Alt-pop/alt-folk artist Scott Krokoff recently released his new single, entitled “Cubicle.” It is, without equivocation, one of the best Americana songs released so far this year.
Krokoff is an attorney, a profession not usually associated with stellar music. Yet Krokoff has released a series of delightful albums: A Better Life in 2007; followed by the first volume of Realizations and Declarations in 2012; followed by the second volume in 2015, featuring “Scared Little Boy,” a song that made Krokoff a finalist in the UK’s Songwriter Contest in the same year.
À la Paul Simon and James Taylor, Krokoff utilizes a finger-picking technique, and has played with Grace Weber and Elle King, as well as traveling to Belgium to perform live for a fan’s anniversary. His music is a fixture on radio stations throughout the U.S. Canada, and Europe.
Krokoff’s unique sound amalgamates alt-folk with alt-pop savors, resulting in deliciously alluring Americana songs pervaded by ‘60s and ‘70s retro filaments.
“Cubicle” opens on a luscious melody composed of gleaming, jangly guitars backed by the scrumptious radiance of an organ and gorgeous piano. Full of pensive melancholic flavors, the tune flows on a velvety undulating rhythm provided by tight drums and the fat throb of the bass line.
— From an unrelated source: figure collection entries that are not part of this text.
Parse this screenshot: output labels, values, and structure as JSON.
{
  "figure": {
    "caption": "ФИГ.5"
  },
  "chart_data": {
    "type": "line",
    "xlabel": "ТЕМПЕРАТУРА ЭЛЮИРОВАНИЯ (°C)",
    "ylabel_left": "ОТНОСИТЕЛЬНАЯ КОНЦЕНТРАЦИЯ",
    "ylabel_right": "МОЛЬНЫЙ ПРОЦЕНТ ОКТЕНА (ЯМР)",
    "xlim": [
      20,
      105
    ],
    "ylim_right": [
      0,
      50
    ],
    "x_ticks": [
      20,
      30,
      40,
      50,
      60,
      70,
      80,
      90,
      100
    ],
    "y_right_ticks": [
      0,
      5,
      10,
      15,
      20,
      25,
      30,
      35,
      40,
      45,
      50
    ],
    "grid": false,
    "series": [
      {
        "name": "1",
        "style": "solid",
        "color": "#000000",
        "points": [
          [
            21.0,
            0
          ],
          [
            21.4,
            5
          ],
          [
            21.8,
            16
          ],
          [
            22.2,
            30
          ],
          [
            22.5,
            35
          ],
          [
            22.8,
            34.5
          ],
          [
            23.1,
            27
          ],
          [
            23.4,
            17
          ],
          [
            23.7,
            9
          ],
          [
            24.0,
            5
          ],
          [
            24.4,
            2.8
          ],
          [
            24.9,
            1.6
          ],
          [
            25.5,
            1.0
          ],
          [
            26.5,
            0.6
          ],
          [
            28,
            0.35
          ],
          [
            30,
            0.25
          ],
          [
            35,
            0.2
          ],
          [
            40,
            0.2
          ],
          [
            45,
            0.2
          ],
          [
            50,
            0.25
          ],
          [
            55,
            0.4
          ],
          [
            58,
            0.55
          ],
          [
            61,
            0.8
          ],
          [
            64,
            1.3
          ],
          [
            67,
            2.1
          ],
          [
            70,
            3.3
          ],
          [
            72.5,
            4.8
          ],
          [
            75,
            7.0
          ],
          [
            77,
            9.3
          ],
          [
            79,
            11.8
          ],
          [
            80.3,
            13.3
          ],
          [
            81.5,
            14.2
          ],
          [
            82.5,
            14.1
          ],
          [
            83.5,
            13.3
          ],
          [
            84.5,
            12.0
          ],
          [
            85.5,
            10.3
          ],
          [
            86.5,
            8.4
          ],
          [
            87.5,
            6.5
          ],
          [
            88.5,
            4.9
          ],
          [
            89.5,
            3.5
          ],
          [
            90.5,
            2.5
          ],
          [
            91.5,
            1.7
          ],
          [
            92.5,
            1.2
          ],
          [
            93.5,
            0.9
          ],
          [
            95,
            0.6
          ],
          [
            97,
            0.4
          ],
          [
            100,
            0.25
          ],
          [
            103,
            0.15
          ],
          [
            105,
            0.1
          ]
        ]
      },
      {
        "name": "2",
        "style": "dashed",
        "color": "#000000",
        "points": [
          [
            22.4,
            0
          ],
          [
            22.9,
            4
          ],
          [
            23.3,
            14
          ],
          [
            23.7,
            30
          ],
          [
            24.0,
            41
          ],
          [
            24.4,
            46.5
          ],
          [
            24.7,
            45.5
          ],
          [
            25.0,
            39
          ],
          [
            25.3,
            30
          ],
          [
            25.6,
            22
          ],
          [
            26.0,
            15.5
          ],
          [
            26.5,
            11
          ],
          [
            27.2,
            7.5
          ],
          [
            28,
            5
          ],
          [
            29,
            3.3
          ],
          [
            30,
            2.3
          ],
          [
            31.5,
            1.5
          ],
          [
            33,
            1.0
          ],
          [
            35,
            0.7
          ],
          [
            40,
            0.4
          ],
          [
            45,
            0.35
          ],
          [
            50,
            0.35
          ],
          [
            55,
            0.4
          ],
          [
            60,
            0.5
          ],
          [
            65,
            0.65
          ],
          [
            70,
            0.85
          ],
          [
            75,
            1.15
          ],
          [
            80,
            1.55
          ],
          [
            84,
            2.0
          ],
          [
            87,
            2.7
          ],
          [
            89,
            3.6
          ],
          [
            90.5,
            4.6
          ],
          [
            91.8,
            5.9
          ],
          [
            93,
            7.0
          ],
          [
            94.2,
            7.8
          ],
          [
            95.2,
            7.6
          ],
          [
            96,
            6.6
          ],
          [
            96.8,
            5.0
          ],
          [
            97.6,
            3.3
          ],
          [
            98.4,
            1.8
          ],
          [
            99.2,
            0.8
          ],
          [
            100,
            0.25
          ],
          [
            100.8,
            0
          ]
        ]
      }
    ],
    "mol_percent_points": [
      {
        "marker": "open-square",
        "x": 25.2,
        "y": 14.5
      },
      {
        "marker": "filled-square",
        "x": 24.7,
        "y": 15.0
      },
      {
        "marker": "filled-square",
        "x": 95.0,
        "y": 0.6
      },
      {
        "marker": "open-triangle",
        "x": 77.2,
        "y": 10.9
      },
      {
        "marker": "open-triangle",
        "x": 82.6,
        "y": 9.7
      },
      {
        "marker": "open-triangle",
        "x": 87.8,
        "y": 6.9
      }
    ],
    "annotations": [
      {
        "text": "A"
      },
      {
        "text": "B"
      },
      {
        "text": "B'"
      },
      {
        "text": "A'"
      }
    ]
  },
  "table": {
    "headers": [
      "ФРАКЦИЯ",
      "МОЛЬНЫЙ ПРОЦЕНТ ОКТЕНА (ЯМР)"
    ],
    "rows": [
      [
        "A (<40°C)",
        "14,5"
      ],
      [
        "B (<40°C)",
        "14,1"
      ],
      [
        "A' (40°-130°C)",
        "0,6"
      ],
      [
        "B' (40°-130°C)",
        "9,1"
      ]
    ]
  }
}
Krokoff’s voice exudes a yummy rasping nasality similar to Tom Petty, wrinkled and creased with twangy inflections.
It’s a grand, evocative voice, rife with nostalgic timbres, tender allusions, and nuances of aching textures. Along with the pining drifting wail of the guitar, it imbues the tune with intense intimacy and a sumptuous sense of imminence, in a manner palpably captivating.
With “Cubicle,” Scott Krokoff has produced a song of proximate sensitive beauty so extraordinary that it seems to have a vitality of its own.